Hello,
In the 60 minutes blitz tutorial, it is written that:
torch.nn only supports mini-batches. The entire torch.nn package only supports inputs that are a mini-batch of samples, and not a single sample. For example, nn.Conv2d will take in a 4D Tensor of nSamples x nChannels x Height x Width . If you have a single sample, just use input.unsqueeze(0) to add a fake batch dimension.
However, in the RNN classification tutorial, the batch size is in the first dimension:
To make a word we join a bunch of those into a 2D matrix <line_length x 1 x n_letters> . That extra 1 dimension is because PyTorch assumes everything is in batches - we’re just using a batch size of 1 here.
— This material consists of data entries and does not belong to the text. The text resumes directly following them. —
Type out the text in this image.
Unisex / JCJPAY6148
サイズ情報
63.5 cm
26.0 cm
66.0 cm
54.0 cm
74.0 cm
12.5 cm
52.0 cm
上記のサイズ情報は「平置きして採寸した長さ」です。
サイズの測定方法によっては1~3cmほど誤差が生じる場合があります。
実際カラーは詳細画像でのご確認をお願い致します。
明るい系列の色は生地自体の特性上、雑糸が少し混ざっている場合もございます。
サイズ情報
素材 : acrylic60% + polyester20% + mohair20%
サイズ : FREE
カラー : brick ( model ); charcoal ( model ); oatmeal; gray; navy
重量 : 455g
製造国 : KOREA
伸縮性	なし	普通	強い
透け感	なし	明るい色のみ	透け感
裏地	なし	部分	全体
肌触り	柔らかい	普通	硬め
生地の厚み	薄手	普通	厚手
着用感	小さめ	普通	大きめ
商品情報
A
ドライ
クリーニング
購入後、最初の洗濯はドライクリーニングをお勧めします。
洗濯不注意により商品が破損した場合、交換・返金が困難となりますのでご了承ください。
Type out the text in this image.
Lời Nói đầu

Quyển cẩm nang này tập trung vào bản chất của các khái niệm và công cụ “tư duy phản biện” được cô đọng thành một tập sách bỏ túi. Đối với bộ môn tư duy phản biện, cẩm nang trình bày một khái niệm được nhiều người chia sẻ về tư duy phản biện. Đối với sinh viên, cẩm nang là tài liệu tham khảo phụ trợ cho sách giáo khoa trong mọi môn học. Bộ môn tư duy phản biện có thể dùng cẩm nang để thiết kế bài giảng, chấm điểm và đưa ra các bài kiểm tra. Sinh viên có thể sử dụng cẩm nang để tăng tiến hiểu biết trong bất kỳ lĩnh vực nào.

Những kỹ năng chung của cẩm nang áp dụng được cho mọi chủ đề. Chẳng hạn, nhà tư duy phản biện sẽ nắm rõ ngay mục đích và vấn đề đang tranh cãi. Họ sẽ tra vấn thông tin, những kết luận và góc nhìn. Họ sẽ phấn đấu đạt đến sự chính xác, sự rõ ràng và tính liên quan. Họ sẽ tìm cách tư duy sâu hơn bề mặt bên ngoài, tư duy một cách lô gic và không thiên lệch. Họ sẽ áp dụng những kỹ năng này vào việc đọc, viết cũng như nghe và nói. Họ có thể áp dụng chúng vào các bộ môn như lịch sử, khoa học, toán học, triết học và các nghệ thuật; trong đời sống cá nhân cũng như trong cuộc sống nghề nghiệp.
But when looking at the documentation of nn.linear, it seems that the batch size (N?) is in the first position, as in Conv2d.
Have I misunderstood something, or is there an error in the RNN tutorial ?
Thanks in advance for your insights.
1 Like
You are correct in your understanding and as described in the docs, the input is expected as [seq_len, batch, input_size] in the default setup.
If you want the batch dimension to be in dim0, you can specify batch_first=True.
As far as I know, this might however lead to worse performance if you are using the GPU and cuDNN.
Thank you. I agree for nn.RNN, but the tutorial is implementing a RNN from scratch, using nn.Linear, and the latter has batch dimension first (contrary to what the tutorial says), no ?
Yes, nn.Linear expects the batch dimension to be in dim0.
However, in the tutorial you are either providing the input letter by letter (thus the seq_len is missing) or you are slicing the encoded word tensor, so that again the seq_len dimension will be missing.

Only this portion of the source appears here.